DM Iwaya, other GOJ officials react to results of Henoko relocation referendum

  • February 25, 2019
  • , NHK
  • JMH Translation

NHK’s “Close-up Gendai+” reported on Monday evening on the Okinawa referendum on Henoko relocation held on the previous day. NHK noted that the number of “no” votes was unexpectedly high at 434,273 and the voter turnout of 52.48% was also surprisingly high because the LDP and Komeito had adopted a strategy of not campaigning in an effort to minimize voter turnout. Governor Tamaki reportedly said that these figures are of “great significance” in demonstrating the popular will in Okinawa. An NHK reporter in Okinawa explained that the results of its exit poll during the referendum showed that 48% of those who voted “no” did so because they were opposed to any further base-hosting burden and 58% of those who voted “yes” did so because they want the danger posed by MCAS Futenma to be removed. The reporter pointed out that both groups share a desire for Okinawa’s base-hosting burden to be reduced.


During the program, NHK broadcast an interview with Defense Minister Iwaya in which he was asked whether the referendum results put democracy to the test. He started by saying that the government takes the referendum results seriously and shares the Okinawan people’s desire to remove the danger posed by the Futenma base and achieve its complete return. However, he also said that security is a major responsibility of the democratically-elected government, so it intends to reduce the base-hosting burden concentrated in Okinawa as much as possible while maintaining strong deterrence.

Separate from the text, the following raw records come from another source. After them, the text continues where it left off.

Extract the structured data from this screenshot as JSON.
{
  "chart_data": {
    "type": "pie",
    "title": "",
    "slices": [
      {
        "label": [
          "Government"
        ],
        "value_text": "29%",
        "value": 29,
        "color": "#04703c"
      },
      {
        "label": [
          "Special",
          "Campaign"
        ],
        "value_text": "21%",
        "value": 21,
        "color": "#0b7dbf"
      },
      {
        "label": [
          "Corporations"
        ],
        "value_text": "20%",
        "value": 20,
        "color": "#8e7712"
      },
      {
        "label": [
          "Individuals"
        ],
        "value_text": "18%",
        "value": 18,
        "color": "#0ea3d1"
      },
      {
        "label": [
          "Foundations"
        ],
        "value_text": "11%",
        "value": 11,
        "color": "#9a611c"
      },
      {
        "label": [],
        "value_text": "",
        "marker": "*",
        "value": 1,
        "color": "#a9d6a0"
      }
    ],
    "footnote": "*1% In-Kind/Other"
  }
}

The program reported that despite the government’s position that there will be no change in the Henoko relocation plan, the Defense Ministry is actually rattled by the referendum results. One senior ministry official expressed surprise at the unexpectedly large number of “no” votes, voicing concern that a rise in anti-relocation public opinion may affect the construction process. A ruling party official also predicted that the opposition parties will step up their criticism of the government for “ignoring” the popular will in Okinawa in the upcoming simultaneous local elections and the Upper House election this summer. However, the general sense in political circles is that the referendum results will have limited impact on public opinion at the national level and will not result in any serious damage to the administration.

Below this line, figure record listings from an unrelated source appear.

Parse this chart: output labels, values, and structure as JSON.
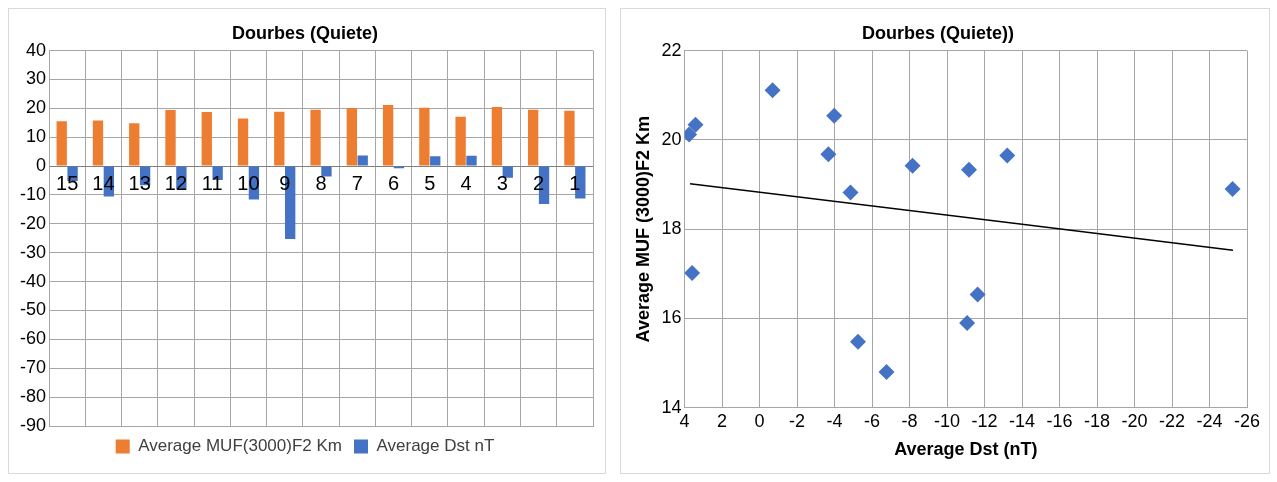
{
  "chart_data": [
    {
      "type": "bar",
      "title": "Dourbes (Quiete)",
      "categories": [
        "15",
        "14",
        "13",
        "12",
        "11",
        "10",
        "9",
        "8",
        "7",
        "6",
        "5",
        "4",
        "3",
        "2",
        "1"
      ],
      "series": [
        {
          "name": "Average MUF(3000)F2 Km",
          "color": "#ed7d31",
          "values": [
            15.5,
            15.8,
            14.8,
            19.4,
            18.7,
            16.5,
            18.8,
            19.5,
            20.1,
            21.2,
            20.2,
            17.1,
            20.5,
            19.5,
            19.2
          ]
        },
        {
          "name": "Average Dst nT",
          "color": "#4472c4",
          "values": [
            -5.2,
            -10.5,
            -6.6,
            -8.1,
            -4.8,
            -11.6,
            -25.2,
            -3.6,
            3.7,
            -0.7,
            3.4,
            3.6,
            -4.0,
            -13.1,
            -11.2
          ]
        }
      ],
      "ylim": [
        -90,
        40
      ],
      "yticks": [
        -90,
        -80,
        -70,
        -60,
        -50,
        -40,
        -30,
        -20,
        -10,
        0,
        10,
        20,
        30,
        40
      ],
      "grid": true,
      "legend": "bottom"
    },
    {
      "type": "scatter",
      "title": "Dourbes (Quiete))",
      "xlabel": "Average Dst (nT)",
      "ylabel": "Average MUF (3000)F2 Km",
      "series": [
        {
          "color": "#4472c4",
          "x": [
            3.76,
            3.42,
            3.6,
            -0.69,
            -3.98,
            -3.67,
            -4.85,
            -5.25,
            -6.77,
            -8.16,
            -11.17,
            -13.21,
            -11.63,
            -11.07,
            -25.23
          ],
          "values": [
            20.12,
            20.34,
            17.02,
            21.11,
            20.54,
            19.68,
            18.82,
            15.48,
            14.8,
            19.42,
            19.33,
            19.65,
            16.54,
            15.9,
            18.9
          ]
        },
        {
          "type": "line",
          "color": "#000000",
          "x": [
            3.71,
            -25.25
          ],
          "values": [
            19.02,
            17.53
          ],
          "marker": "none"
        }
      ],
      "xlim": [
        4,
        -26
      ],
      "xticks": [
        4,
        2,
        0,
        -2,
        -4,
        -6,
        -8,
        -10,
        -12,
        -14,
        -16,
        -18,
        -20,
        -22,
        -24,
        -26
      ],
      "ylim": [
        14,
        22
      ],
      "yticks": [
        14,
        16,
        18,
        20,
        22
      ],
      "grid": true,
      "marker": "diamond"
    }
  ]
}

NHK also reported on the discovery of soft seabed in certain parts of the Henoko reclamation area. While Okinawa claims that solidifying the foundation will delay construction work substantially and involve enormous additional costs, Iwaya asserted that although it will indeed cause “some” delay and additional costs, fortifying the soft seabed is technically feasible and Okinawa’s cost estimates are exaggerated. The government plans to apply for design changes in the reclamation process with the Okinawa government by the end of this year, even if it has to take the case to court. A government source was quoted as saying that amid intense opposition to Henoko relocation, the only option is to “steadily make the reclamation a fait accompli,” remarking that as progress is made in returning the Futenma base, the economic benefits will become evident to the local people.